Al cumplirse 25 años del triunfo de la Revolución Popular Sandinista, una nostalgia abrumadora se apodera de quienes en particular tuvimos la oportunidad de compartir esa singular aventura que protagonizó el pueblo de Nicaragua. Un análisis objetivo, no exento de sentimientos contradictorios, lleva a coincidir con algunos de sus participantes que, a partir del estudio de los procesos que llevan a la derrota electoral de 1990 y la situación socioeconómica que en 14 años hizo de Nicaragua el país más pobre del continente, después de Haití, califican a esa revolución como traicionada, o como la revolución que no fue.

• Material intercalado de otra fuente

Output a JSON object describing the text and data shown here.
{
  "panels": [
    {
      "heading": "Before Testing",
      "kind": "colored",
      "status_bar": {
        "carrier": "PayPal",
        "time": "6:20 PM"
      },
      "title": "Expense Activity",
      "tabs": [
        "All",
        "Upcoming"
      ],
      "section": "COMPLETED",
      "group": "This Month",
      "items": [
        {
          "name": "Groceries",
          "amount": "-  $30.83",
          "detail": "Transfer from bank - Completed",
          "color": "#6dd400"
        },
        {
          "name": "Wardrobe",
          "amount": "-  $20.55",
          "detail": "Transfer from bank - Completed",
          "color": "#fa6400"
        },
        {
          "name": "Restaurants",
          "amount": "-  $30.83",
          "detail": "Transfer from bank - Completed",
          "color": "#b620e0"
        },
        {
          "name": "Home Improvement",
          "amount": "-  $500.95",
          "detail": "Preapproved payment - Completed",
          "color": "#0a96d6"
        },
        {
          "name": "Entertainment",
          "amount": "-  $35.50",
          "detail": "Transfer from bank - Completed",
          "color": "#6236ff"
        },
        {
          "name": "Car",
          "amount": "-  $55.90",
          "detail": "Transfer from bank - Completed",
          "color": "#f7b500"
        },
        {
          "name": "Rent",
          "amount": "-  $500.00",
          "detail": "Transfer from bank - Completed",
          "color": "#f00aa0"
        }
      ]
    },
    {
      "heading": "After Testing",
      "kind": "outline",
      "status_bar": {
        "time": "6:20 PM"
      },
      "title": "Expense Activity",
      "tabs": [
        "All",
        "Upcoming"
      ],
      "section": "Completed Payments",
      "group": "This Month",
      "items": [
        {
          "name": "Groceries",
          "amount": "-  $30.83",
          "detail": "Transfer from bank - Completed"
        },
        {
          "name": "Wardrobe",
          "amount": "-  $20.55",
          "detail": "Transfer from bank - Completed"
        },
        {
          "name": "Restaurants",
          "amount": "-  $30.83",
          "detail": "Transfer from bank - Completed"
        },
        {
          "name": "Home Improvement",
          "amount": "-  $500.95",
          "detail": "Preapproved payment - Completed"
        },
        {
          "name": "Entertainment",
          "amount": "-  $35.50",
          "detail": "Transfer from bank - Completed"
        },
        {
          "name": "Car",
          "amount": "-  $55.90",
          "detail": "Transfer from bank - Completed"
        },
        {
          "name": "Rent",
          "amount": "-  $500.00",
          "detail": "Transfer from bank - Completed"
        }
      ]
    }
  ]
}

Contando que la consabida agresión militar, económica y diplomática del imperialismo estadunidense constituye el factor que conspiró sistemáticamente contra el programa revolucionario, es innegable que el FSLN no tuvo la suficiente fortaleza ética y política ni la capacidad estratégica para conservar el poder en las condiciones que le impusieron la democracia burguesa y la injerencia de Estados Unidos. Habiendo triunfado en el frente militar, con los altos costos materiales, en vidas humanas y sufrimientos, el FSLN perdió las elecciones por sus errores de apreciación sobre el estado de ánimo de las masas y por su alejamiento de sus aspiraciones y demandas reales. Luego vendrían la piñata, el deterioro moral de algunos dirigentes históricos, el abandono de las filas partidistas de intelectuales, poetas y activistas, que por cierto conservan sus ideales sandinistas, y la reconversión del FSLN en un partido inconsistente, secuestrado por el caudillismo y el olvido de principios fundacionales.
Después de la noche de las acusaciones mutuas, trayectorias traicionadas, amarguras y repliegues personales, a 25 años de la entrada a Managua de las fuerzas guerrilleras victoriosas, opto por recordar a la revolución que sí fue: la épica de un pueblo que derrota una dictadura dinástica pro estadounidense, mantenida a sangre y fuego por una guardia de asesinos y torturadores.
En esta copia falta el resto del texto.